One of the very next things I would do in an analysis is to attack the terrible names of the estimated coefficients.
lm
wrapper with broom
Don’t forget: we’re still fitting plain vanilla linear models, so you can still use lm_poly_raw()
with the broom
package.
Fit and tidy at once:
g_ests <- gapminder %>%
group_by(country, continent) %>%
do(tidy(lm_poly_raw(., lifeExp, I(year - 1952))))
g_ests
#> Source: local data frame [284 x 7]
#> Groups: country, continent [142]
#>
#> country continent term estimate
#> (fctr) (fctr) (chr) (dbl)
#> 1 Afghanistan Asia (Intercept) 29.9072949
#> 2 Afghanistan Asia poly(I(year - 1952), 1, raw = TRUE) 0.2753287
#> 3 Albania Europe (Intercept) 59.2291282
#> 4 Albania Europe poly(I(year - 1952), 1, raw = TRUE) 0.3346832
#> 5 Algeria Africa (Intercept) 43.3749744
#> 6 Algeria Africa poly(I(year - 1952), 1, raw = TRUE) 0.5692797
#> 7 Angola Africa (Intercept) 32.1266538
#> 8 Angola Africa poly(I(year - 1952), 1, raw = TRUE) 0.2093399
#> 9 Argentina Americas (Intercept) 62.6884359
#> 10 Argentina Americas poly(I(year - 1952), 1, raw = TRUE) 0.2317084
#> .. ... ... ... ...
#> Variables not shown: std.error (dbl), statistic (dbl), p.value (dbl)
Or store fits.
fits <- gapminder %>%
group_by(country, continent) %>%
do(fit = lm_poly_raw(., lifeExp, I(year - 1952)))
fits
#> Source: local data frame [142 x 3]
#> Groups: <by row>
#>
#> country continent fit
#> (fctr) (fctr) (list)
#> 1 Afghanistan Asia <S3:lm>
#> 2 Albania Europe <S3:lm>
#> 3 Algeria Africa <S3:lm>
#> 4 Angola Africa <S3:lm>
#> 5 Argentina Americas <S3:lm>
#> 6 Australia Oceania <S3:lm>
#> 7 Austria Europe <S3:lm>
#> 8 Bahrain Asia <S3:lm>
#> 9 Bangladesh Asia <S3:lm>
#> 10 Belgium Europe <S3:lm>
#> .. ... ... ...
Then go after tidy info on the fitted models (glance.lm()
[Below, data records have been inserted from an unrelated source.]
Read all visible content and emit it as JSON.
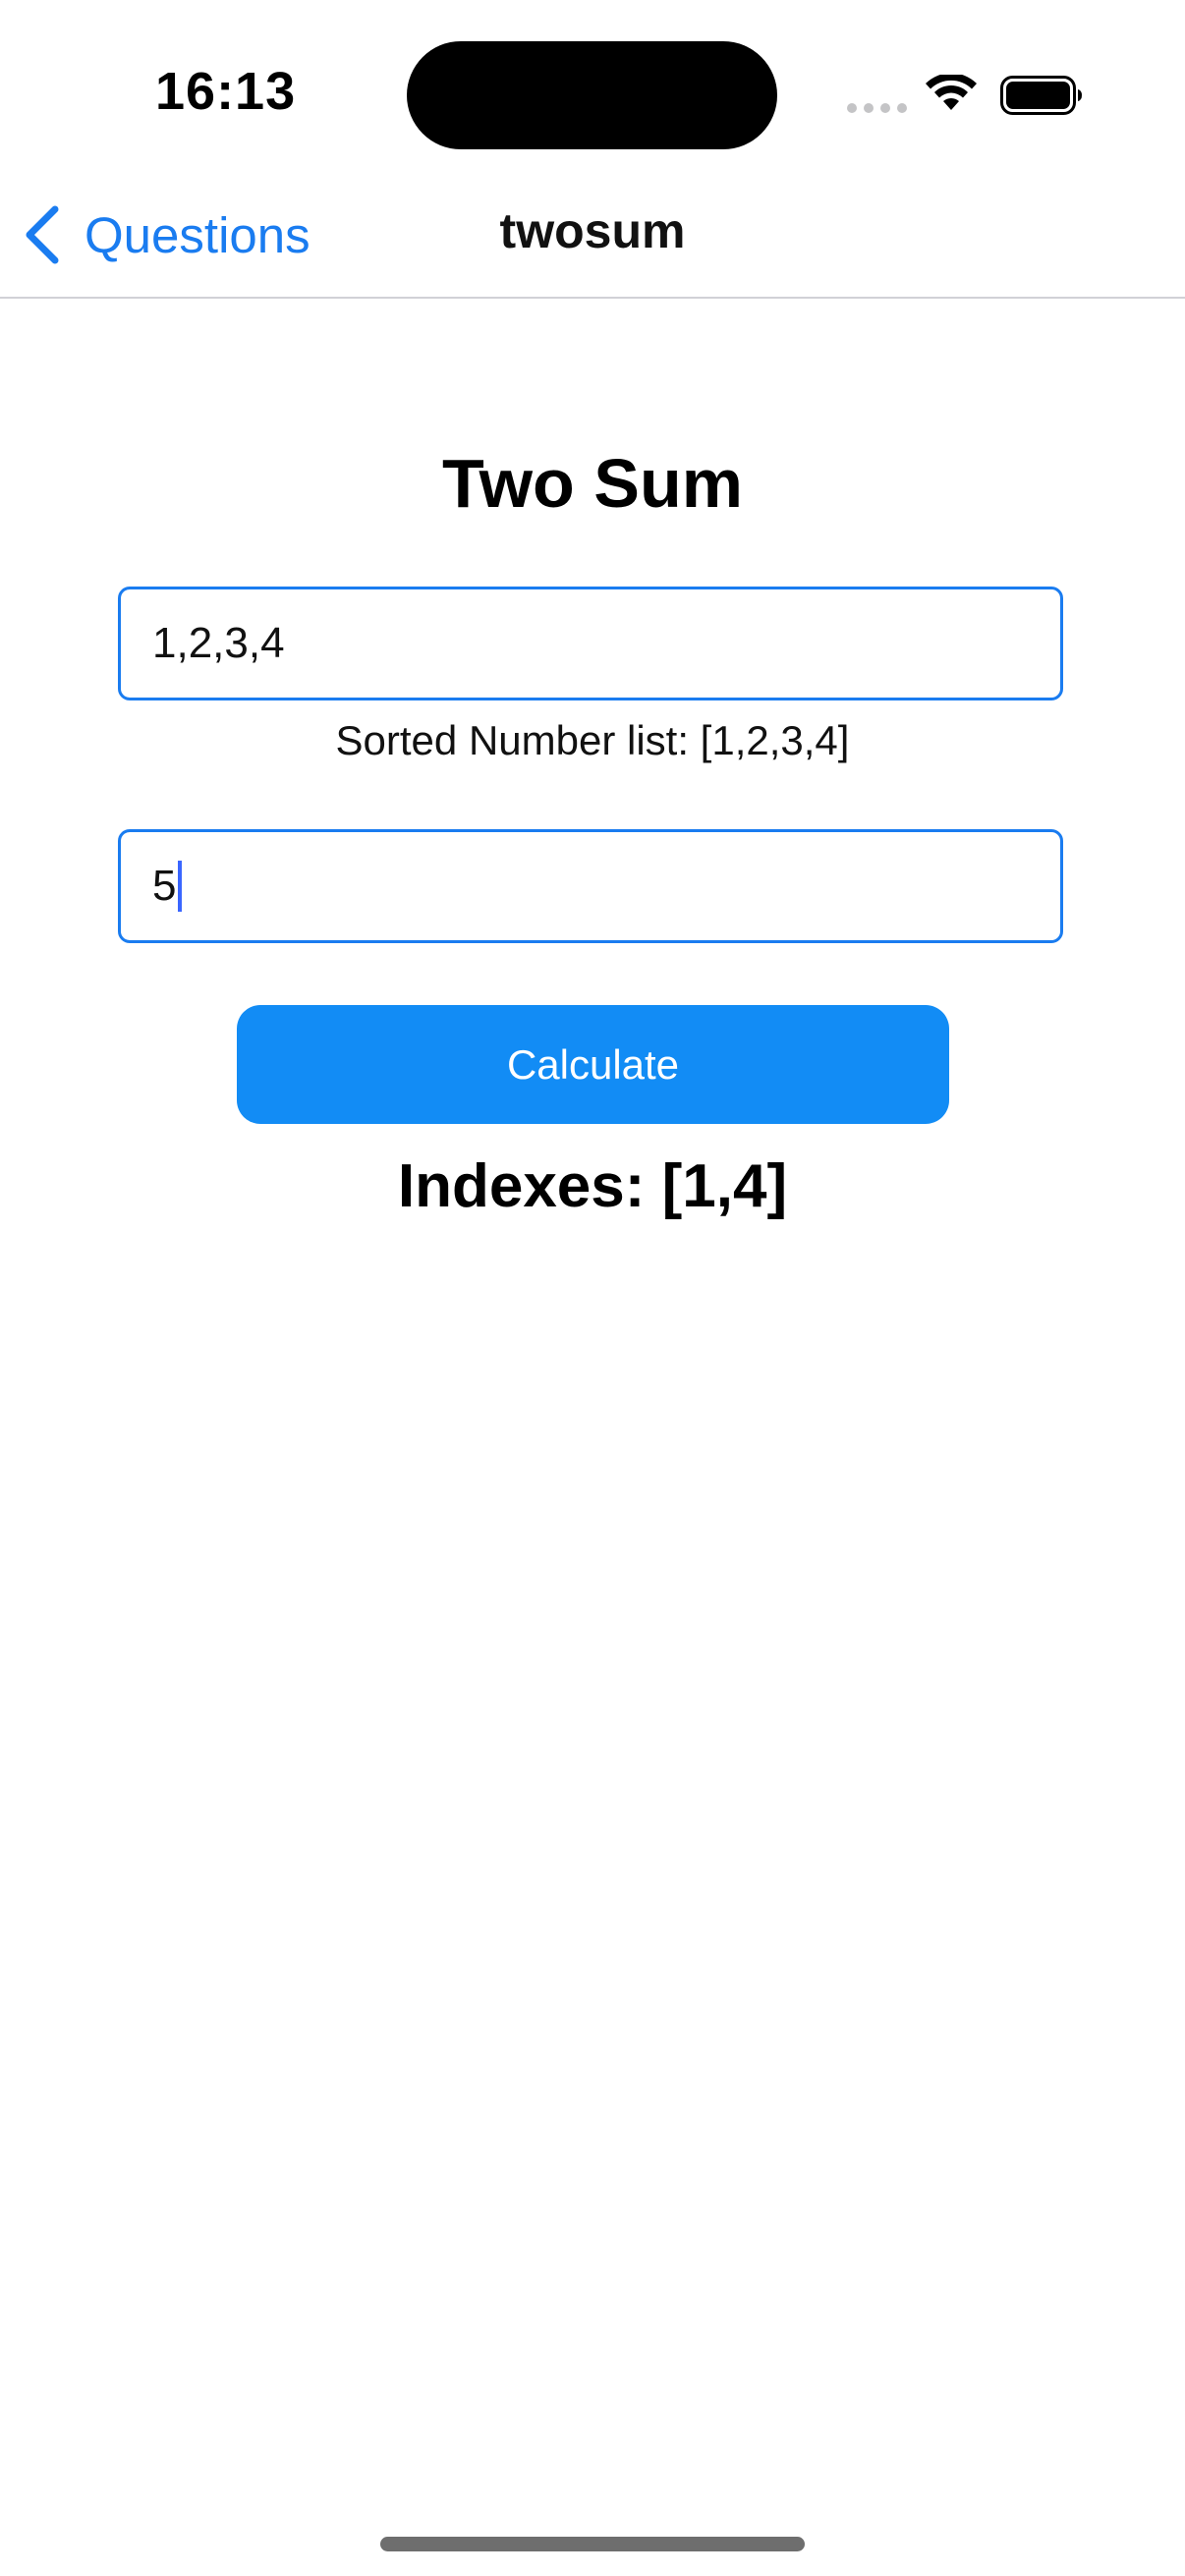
{
  "status_bar": {
    "time": "16:13"
  },
  "nav": {
    "back_label": "Questions",
    "title": "twosum"
  },
  "main": {
    "title": "Two Sum",
    "numbers_input_value": "1,2,3,4",
    "sorted_label": "Sorted Number list: [1,2,3,4]",
    "target_input_value": "5",
    "calculate_label": "Calculate",
    "result_text": "Indexes: [1,4]"
  },
  "colors": {
    "accent": "#1a7cf0",
    "button": "#128cf5",
    "caret": "#3a66ff"
  },
  "icons": [
    "chevron-left-icon",
    "wifi-icon",
    "battery-icon",
    "signal-dots-icon"
  ]
}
), estimated parameters (see above; tidy.lm()
), or the observed data (augment.lm()
).
fits %>%
glance(fit)
#> Source: local data frame [142 x 13]
#> Groups: country, continent [142]
#>
#> country continent r.squared adj.r.squared sigma statistic
#> (fctr) (fctr) (dbl) (dbl) (dbl) (dbl)
#> 1 Afghanistan Asia 0.9477123 0.9424835 1.2227880 181.24941
#> 2 Albania Europe 0.9105778 0.9016355 1.9830615 101.82901
#> 3 Algeria Africa 0.9851172 0.9836289 1.3230064 661.91709
#> 4 Angola Africa 0.8878146 0.8765961 1.4070091 79.13818
#> 5 Argentina Americas 0.9955681 0.9951249 0.2923072 2246.36635
#> 6 Australia Oceania 0.9796477 0.9776125 0.6206086 481.34586
#> 7 Austria Europe 0.9921340 0.9913474 0.4074094 1261.29629
#> 8 Bahrain Asia 0.9667398 0.9634138 1.6395865 290.65974
#> 9 Bangladesh Asia 0.9893609 0.9882970 0.9766908 929.92637
#> 10 Belgium Europe 0.9945406 0.9939946 0.2929025 1821.68840
#> .. ... ... ... ... ... ...
#> Variables not shown: p.value (dbl), df (int), logLik (dbl), AIC (dbl), BIC
#> (dbl), deviance (dbl), df.residual (int)
fits %>%
tidy(fit)
#> Source: local data frame [284 x 7]
#> Groups: country, continent [142]
#>
#> country continent term estimate
#> (fctr) (fctr) (chr) (dbl)
#> 1 Afghanistan Asia (Intercept) 29.9072949
#> 2 Afghanistan Asia poly(I(year - 1952), 1, raw = TRUE) 0.2753287
#> 3 Albania Europe (Intercept) 59.2291282
#> 4 Albania Europe poly(I(year - 1952), 1, raw = TRUE) 0.3346832
#> 5 Algeria Africa (Intercept) 43.3749744
#> 6 Algeria Africa poly(I(year - 1952), 1, raw = TRUE) 0.5692797
#> 7 Angola Africa (Intercept) 32.1266538
#> 8 Angola Africa poly(I(year - 1952), 1, raw = TRUE) 0.2093399
#> 9 Argentina Americas (Intercept) 62.6884359
#> 10 Argentina Americas poly(I(year - 1952), 1, raw = TRUE) 0.2317084
#> .. ... ... ... ...
#> Variables not shown: std.error (dbl), statistic (dbl), p.value (dbl)
fits %>%
augment(fit)
#> Source: local data frame [1,704 x 11]
#> Groups: country, continent [142]
#>
#> country continent lifeExp poly.I.year...1952...1..raw...TRUE.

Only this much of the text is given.